Но дело было не только в том, что русские армии «бежали перед неприятелем», в то время как солдаты и офицеры рвались в бой. Рваться в бой, будучи уверенным в победе, – это одно. Но и уверенности такой не наблюдалось. Напротив, повсюду царила растерянность, если не сказать еще более жестко.
Граф Ф.В. Ростопчин в те дни писал:
«Неприятель уже занял Минск, Могилев и Витебск. Страх распространился по Москве».
А вот мнение русского офицера Ф.Н. Глинки:
«Отступление армий наших продолжалось далее и далее. Все пространство между Вязьмой и Гжатском отдано неприятелю, который час от часу становился дерзостнее и наступал сильнее. Все окрестное дворянство, оставляя поместья свои, удалялось большею частью в замосковные губернии <…> Ужас предшествовал неприятелю; опустошение сопровождало его <…> С горьким, неизъяснимым чувством прискорбия солдаты наши видели землю русскую, объятую пламенем; видели храмы божии разрушаемые, иконы и алтари обесчещенные и веру отцов своих поруганную. С горестью видели они себя принужденными уступать хищному неприятелю села, города и целые области. Они разделили скорбь, повсюду распространявшуюся; они видели и слезы сограждан своих <…> Обе армии одушевлены, преисполнены были единым желанием – желанием стать твердою ногою на одном месте и, выдержав решительный бой, умереть или спасти Отечество. Есть случаи, в которых люди охотно жертвуют своею жизнью! Жертва эта тем важнее и благороднее, чем более клонится к пользе и спасению сограждан. Так и во время отступления армии каждый воин желал лучше умереть, нежели заслужить укорительное нарекание потомства».
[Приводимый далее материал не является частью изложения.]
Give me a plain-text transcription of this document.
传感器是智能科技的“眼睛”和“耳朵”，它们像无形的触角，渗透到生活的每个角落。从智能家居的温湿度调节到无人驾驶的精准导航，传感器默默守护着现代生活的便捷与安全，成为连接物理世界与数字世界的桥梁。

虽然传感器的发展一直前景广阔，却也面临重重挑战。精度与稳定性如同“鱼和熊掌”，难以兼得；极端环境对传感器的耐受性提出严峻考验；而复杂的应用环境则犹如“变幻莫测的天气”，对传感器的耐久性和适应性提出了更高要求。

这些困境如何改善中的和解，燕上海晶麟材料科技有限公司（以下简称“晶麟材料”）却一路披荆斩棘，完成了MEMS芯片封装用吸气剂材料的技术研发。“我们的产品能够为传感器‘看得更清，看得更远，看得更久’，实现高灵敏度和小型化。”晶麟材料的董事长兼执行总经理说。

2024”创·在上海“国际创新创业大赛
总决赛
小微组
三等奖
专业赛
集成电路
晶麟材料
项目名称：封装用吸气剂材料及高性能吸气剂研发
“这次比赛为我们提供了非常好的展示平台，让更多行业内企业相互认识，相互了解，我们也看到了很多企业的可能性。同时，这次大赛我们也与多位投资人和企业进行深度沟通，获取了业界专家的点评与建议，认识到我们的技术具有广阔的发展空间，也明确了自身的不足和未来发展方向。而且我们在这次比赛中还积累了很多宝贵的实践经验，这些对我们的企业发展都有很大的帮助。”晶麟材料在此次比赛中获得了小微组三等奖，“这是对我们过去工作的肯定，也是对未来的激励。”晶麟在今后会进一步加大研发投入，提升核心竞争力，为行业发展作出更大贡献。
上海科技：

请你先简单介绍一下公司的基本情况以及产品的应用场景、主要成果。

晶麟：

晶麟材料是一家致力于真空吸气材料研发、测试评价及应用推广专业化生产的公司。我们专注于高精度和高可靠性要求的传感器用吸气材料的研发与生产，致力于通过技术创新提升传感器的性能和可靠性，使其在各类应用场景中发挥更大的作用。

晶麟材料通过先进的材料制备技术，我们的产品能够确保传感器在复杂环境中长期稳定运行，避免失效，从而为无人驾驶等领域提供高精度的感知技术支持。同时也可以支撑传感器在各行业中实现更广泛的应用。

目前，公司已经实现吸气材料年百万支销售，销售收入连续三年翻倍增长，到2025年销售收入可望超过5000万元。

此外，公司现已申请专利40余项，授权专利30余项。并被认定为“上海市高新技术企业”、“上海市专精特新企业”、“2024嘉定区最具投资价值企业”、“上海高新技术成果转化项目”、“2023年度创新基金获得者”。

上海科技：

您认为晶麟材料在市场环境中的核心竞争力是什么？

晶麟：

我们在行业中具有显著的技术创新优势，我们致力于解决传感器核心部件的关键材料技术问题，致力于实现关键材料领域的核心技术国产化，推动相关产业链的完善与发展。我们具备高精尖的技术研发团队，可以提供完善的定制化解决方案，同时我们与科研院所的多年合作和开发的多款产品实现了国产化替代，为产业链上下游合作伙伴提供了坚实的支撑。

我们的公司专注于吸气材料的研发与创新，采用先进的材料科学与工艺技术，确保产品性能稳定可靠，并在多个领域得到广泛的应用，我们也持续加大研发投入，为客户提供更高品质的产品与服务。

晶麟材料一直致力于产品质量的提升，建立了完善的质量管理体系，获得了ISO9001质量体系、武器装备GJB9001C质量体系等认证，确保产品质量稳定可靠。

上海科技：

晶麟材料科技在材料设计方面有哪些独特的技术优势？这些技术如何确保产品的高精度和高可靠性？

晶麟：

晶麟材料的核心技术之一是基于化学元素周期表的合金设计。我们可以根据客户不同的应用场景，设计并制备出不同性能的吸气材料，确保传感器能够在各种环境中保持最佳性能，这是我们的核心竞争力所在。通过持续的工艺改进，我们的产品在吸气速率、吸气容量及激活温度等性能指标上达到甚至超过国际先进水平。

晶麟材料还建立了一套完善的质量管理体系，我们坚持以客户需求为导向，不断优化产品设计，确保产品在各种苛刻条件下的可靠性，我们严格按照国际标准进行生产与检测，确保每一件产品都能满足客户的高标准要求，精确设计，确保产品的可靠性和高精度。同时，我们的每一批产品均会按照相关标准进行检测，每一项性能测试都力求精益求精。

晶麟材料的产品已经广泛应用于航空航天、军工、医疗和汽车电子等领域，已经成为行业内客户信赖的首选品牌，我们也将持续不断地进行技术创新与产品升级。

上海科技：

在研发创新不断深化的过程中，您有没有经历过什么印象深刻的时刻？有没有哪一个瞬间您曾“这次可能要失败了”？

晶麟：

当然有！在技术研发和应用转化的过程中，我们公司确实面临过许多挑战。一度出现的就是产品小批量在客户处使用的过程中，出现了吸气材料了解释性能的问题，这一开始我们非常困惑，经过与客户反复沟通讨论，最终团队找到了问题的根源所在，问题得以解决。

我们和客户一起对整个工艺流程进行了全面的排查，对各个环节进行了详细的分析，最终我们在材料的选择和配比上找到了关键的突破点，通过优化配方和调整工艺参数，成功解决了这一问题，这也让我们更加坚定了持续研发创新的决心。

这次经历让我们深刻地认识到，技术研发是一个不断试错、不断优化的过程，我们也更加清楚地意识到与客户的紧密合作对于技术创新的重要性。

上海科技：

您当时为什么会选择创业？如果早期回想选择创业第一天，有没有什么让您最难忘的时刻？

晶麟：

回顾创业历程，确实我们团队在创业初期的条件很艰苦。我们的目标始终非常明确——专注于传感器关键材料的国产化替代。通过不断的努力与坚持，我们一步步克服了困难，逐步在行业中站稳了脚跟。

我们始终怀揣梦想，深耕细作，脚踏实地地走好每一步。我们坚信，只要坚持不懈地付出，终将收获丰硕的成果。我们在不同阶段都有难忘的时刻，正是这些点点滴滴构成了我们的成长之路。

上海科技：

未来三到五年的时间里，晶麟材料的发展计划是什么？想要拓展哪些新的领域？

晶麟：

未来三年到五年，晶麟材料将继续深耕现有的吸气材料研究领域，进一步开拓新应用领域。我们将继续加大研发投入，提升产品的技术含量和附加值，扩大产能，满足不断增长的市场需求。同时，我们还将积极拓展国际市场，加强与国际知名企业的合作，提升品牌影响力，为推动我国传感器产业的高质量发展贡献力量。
Благородная жертва… Лучше умереть… Но такие рассуждения были простительны для обычного солдата или офицера. Барклай же, несший на себе груз ответственности за главную русскую армию, облеченный особым доверием императора и как военный министр знавший о состоянии и расположении резервов, позволить себе подобного не мог. И представить себе невозможно, как же тяжело приходилось ему в те драматические для России дни…
* * *А тем временем П.И. Багратион написал императору:
«Дерзаю надеяться на беспредельное милосердие твое, что безуспешность в делах наших не будет причтена в вину мне, из уважения на положение мое, не представляющее вовсе ни средств, ни возможностей действовать мне инако, как согласуя по всем распоряжениям военного министра, который со стороны своей уклоняется вовсе следовать в чем-либо моим мнениям и предложениям».
Таким образом, «вулканический» князь сразу же расставил все точки над «i»: он отказывался признавать свою ответственность за происходившее, виня во всем Барклая.
При этом самого Михаила Богдановича он заверял:
«Я на все согласен, что угодно Вашему Высокопревосходительству делать для лучшего устройства наших сил и для отражения неприятеля, и теперь при сем повторяю вам, что мое желание сходственно вашим намерениям».